Mr Kenny said he did not believe a referendum removing the Eighth Amendment to the Constitution, which enshrines the equal right to life of a woman and a foetus, would be carried if it was held next October.
“There needs to be a real discussion here,” he said. People would want to know what was going to replace it, he added.
Mr Kenny said the Eighth Amendment would be the first item for reflection by the assembly. “It is pointless rushing into a constitutional referendum unless there is a realistic consensus on whatever change might be recommended here.”
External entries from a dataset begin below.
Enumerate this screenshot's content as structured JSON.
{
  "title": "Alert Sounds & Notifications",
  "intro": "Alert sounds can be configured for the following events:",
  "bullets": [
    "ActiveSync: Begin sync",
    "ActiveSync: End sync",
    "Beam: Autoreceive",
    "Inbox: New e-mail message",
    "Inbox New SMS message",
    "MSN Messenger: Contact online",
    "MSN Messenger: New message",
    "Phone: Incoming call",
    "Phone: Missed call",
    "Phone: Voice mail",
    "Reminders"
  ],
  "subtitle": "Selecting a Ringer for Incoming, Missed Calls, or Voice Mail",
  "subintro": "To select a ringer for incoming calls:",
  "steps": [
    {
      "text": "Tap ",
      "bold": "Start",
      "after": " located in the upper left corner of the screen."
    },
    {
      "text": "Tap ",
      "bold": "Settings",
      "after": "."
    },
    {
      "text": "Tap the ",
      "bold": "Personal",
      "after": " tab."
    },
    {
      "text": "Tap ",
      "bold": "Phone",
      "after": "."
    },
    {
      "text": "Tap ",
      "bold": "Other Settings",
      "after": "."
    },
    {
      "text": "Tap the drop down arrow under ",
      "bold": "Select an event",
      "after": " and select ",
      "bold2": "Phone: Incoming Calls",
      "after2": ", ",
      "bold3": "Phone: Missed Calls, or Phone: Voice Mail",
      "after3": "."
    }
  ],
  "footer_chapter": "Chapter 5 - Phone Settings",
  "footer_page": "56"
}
The Taoiseach said whatever emerged from the assembly would come back to an Oireachtas committee with access to appropriate experts. "Out of that will come recommendations for change or not," he added.
“If there is a consensus and people have a vote, they will have the right to vote according to their conscience.”
Sensitive
He said he did not want to see the process delayed into the future, as some people alleged.
“These are serious and sensitive matters that need to be reflected on,” said the Taoiseach.
Mr Kenny was replying to Socialist Party TD Ruth Coppinger, who referred to the United Nations Human Rights Committee's finding that Amanda Mellet, who was carrying a foetus with a fatal abnormality, had been subjected to discrimination and "cruel, inhuman or degrading treatment" in the Republic.
Ms Coppinger said other EU states dealt with the issue, as did others around the world.
"Lots of these states do not have the luxury of a Ryanair plane out of the country to deal with it for them," she added. States with most difficulty dealing with abortion tended to be ones dominated by the Catholic Church, she said.
She claimed the Taoiseach had not listened to women for years on the issue, adding that a citizens’ assembly would be a charade.
It was unbelievable, said Ms Coppinger, that having received such a stern rebuke the Taoiseach was going to continue with the delaying tactic of an assembly.
She said Mr Kenny had not listened to women when Savita Halappanavar died.
"At that time, rather than saying it was absolutely necessary to repeal the Eighth Amendment to protect the health of women, he proceeded to bring in a draconian law of which the likes of Donald Trump would be proud," she said, adding Mr Trump "could only dream of imposing a 14-year jail sentence on a woman having an abortion or trying to help another woman have an abortion."
She said nobody was suggesting a referendum should take place on the following day, as it was obvious there should be a period of debate. However, there was already a consensus, she added.
Consensus
“The consensus has always been that the Eighth Amendment should be removed from the Constitution on the basis that it should never have been included in the first place,” Ms Coppinger added.
Mr Kenny said he did not think Ms Coppinger or anybody else was entitled to judge the electorate who voted for the Constitution or who voted to amend it. The UN committee’s verdict in “this sensitive and distressing” case was non-binding, he said.